I guess students, particularly the younger ones, are accustomed to thinking about it.  They've probably had teachers and other professors who've taught them various subject from a women's, gay or gender studies point of view.  Plus, they all know they have gay friends, relatives and co-workers.  Some of them might even know trans people.   Certainly they know we exist, and some of them have even have see us without the blinders of the stereotypes that shaped the views of people from my generation, and earlier ones.
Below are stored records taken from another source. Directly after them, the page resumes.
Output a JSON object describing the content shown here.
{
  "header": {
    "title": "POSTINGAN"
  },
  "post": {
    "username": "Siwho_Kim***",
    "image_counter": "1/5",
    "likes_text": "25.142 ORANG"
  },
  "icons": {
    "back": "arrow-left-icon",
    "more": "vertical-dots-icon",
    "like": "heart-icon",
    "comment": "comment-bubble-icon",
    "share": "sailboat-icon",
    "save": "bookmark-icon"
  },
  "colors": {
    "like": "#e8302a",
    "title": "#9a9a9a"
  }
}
But I find now that I can say so much more about gender, and how gender roles and expectations shape the way we live and the things we read.  One student asked, "Professor, do you think this is a man's world?"  I could only tell her that she needs to answer that question for herself.  Then there is another student who continues to bring up the idea that Iago was not really trying to wrest Desdemona from Othello; instead, he really wanted Othello.  I don't disagree with that idea, but I try not to talk about it because there are just too many things I could say and that student, and others, would--rightly--want to know why I think what I think.  


Now, I don't think of myself as a transgender first and foremost. But I can't deny that it's shaped, wholly or in part, my views about many things.  There are times when I'm tempted to mention it, simply because it would make explaining some things easier.  But then I wouldn't be explaining those things anymore; I'd be talking about my past and my identity and answering all of those questions we get when people realize who we are.  


Sooner or later, I will tell my students.  Or I will stop teaching anything that might lead to a discussion about gender. That would include, oh, about 95 percent of the plays, poems and stories I've ever taught.  And it would probably include about 90 percent of literature.


Of course, if I follow that second course of action--censoring what I teach--I would eventually stop teaching, in fact or in effect.  


At times like this, I wish that I'd been a math whiz or a technical person.  A surprising number of male-to-female transgenders are engineers.  Why couldn't I have been one of them? I mean, how does gender come up when designing a circuit or writing code?